Les autorités turques déclarent régulièrement adopter une position d’équilibre dans le conflit ukrainien. Toutefois, Ankara demeure simultanément l’un des principaux acteurs de l’engagement de l’OTAN sur le théâtre ukrainien. Ainsi, à partir d’août 2026, des chasseurs turcs F-16 seront déployés en Estonie dans le cadre de la mission de police du ciel de l’Alliance.
Il convient également de noter qu’Ankara dirigera les Forces de l’OTAN au Kosovo (KFOR) jusqu’en septembre 2026, tandis qu’en 2028–2029, la Turquie prendra la direction des forces de réaction rapide de l’OTAN. En conséquence, la Turquie disposera d’une capacité accrue d’influence sur les décisions relatives à l’emploi des forces, ce qui aura à terme un impact sur les choix politiques dans la région.
Lors du sommet de l’OTAN à Ankara, la Turquie a réussi à obtenir certaines avancées dans le domaine des questions militaro-techniques, en faisant progresser le dossier de la levée des sanctions visant les entreprises de son complexe militaro-industriel, en concluant avec d’autres membres de l’Alliance des accords sur la création de projets technologiques communs de haute technologie, et en obtenant d’importantes commandes destinées à répondre à certains besoins de défense de ses partenaires au sein du bloc.

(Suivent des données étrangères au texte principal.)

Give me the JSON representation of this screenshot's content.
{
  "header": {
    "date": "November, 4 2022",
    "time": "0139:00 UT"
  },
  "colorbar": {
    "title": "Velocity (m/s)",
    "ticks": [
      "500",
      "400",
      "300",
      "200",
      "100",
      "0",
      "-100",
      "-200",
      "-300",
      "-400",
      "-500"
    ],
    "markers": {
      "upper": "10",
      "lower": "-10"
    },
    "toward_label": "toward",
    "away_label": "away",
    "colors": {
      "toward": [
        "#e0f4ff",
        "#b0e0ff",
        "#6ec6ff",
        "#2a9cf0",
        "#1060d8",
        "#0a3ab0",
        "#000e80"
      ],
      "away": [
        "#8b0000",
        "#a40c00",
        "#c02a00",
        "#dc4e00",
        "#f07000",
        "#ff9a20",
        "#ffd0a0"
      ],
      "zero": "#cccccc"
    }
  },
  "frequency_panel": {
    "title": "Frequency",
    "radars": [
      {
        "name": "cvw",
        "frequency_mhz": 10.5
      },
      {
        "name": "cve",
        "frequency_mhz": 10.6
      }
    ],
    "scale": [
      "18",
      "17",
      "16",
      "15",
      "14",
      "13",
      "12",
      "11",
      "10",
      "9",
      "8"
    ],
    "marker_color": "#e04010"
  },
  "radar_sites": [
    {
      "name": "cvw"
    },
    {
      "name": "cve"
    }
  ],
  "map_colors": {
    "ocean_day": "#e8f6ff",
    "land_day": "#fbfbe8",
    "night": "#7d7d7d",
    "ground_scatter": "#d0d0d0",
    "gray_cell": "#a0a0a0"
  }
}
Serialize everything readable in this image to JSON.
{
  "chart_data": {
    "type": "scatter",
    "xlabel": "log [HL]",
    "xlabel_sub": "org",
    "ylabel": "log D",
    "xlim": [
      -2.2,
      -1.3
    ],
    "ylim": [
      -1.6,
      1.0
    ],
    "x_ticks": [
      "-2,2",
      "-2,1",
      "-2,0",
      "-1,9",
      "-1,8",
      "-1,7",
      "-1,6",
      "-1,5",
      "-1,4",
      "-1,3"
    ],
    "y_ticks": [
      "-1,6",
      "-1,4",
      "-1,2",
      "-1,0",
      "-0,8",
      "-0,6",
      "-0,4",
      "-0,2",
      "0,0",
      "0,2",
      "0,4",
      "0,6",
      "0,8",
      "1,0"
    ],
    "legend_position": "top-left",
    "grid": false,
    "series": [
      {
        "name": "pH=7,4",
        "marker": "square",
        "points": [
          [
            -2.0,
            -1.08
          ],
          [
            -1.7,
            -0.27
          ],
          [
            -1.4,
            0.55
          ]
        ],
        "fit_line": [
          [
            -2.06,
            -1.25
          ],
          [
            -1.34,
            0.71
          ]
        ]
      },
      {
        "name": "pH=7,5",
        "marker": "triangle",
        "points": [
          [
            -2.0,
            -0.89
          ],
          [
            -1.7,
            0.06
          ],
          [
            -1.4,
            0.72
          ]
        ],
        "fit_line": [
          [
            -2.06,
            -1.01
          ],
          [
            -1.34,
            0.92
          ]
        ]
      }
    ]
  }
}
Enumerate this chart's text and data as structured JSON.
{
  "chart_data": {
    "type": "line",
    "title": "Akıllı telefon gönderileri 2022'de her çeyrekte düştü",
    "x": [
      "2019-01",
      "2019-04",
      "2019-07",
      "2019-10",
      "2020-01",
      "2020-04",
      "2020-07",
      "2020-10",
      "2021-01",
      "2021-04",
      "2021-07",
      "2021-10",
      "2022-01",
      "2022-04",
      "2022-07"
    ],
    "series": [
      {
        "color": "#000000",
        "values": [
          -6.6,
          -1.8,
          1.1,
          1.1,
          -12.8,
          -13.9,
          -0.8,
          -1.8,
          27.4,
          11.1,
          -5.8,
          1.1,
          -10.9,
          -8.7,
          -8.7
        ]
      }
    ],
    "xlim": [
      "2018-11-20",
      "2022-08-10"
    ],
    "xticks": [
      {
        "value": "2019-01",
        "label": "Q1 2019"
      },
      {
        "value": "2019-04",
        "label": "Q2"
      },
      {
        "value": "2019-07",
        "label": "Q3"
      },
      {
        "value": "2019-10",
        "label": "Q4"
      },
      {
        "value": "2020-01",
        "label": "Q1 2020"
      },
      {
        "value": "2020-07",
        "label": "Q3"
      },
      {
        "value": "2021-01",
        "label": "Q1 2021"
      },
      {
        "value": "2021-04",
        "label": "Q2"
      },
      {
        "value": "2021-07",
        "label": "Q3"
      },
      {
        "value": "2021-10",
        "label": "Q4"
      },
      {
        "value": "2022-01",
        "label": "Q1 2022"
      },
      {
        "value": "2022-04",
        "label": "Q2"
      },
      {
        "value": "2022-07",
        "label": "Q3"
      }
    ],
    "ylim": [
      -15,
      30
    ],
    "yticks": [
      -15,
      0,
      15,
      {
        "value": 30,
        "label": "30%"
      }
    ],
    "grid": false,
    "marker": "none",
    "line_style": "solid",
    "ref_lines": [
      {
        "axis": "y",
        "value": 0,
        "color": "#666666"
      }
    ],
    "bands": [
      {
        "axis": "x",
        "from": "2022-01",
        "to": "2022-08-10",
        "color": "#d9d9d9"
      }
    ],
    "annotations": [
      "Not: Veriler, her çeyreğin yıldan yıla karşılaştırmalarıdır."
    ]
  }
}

Cependant, sur les plans politico-militaire et géopolitique, les succès d’Ankara se sont révélés beaucoup plus limités. Cela pourrait être la conséquence de la fracture de fait au sein de l’OTAN évoquée par Hakan Fidan : l’Union européenne continue de nourrir une certaine méfiance à l’égard de la Turquie, qu’elle considère comme une concurrente cherchant à jouer un rôle plus important en Europe. De plus, les relations entre Ankara et Washington demeurent complexes, plusieurs différends ayant déjà atteint une phase chronique avec des périodes régulières de tensions accrues.
La dernière fois qu’un sommet de l’OTAN s’était tenu en Turquie, en 2004 à Istanbul, les pays de l’Alliance débattaient activement de la conception américaine du « Grand Moyen-Orient », dans laquelle un rôle « particulier » était attribué à Ankara, malgré son refus de participer à la campagne militaire en Irak en 2003. À cette époque, l’Union européenne se montrait également relativement favorable à l’égard de la Turquie et avait même lancé officiellement les négociations concernant son adhésion à l’Europe unifiée.
Cependant, comme l’ont montré les deux décennies suivantes, ce « rôle particulier » consistait essentiellement en une subordination sans réserve aux intérêts occidentaux. La Turquie a progressivement commencé à s’en éloigner, en affirmant sa souveraineté et ses propres intérêts concernant son « voisinage immédiat », d’abord dans le cadre de la doctrine géopolitique de la « profondeur stratégique », puis à travers le concept de la « Patrie bleue » (Mavi Vatan).
En conséquence, Ankara a été confrontée à des sanctions, à des pressions politiques et à une tentative de coup d’État militaire. Aujourd’hui, la Turquie met en avant sa propre conception de la « responsabilité régionale », qui entre clairement en contradiction avec les plans régionaux des États-Unis et, plus encore, de l’Union européenne.
Il est évident qu’en contrepartie, Washington et Bruxelles chercheront à obtenir d’Ankara une réorientation de sa politique régionale en faveur des intérêts occidentaux, mais potentiellement au détriment de ses propres objectifs nationaux. Les prochaines décisions des États-Unis et de l’Union européenne à l’égard de la Turquie dépendront de la manière dont Ankara répondra à ces exigences.
À ce stade, il reste incertain si la Turquie parviendra à préserver son autonomie en matière de politique étrangère.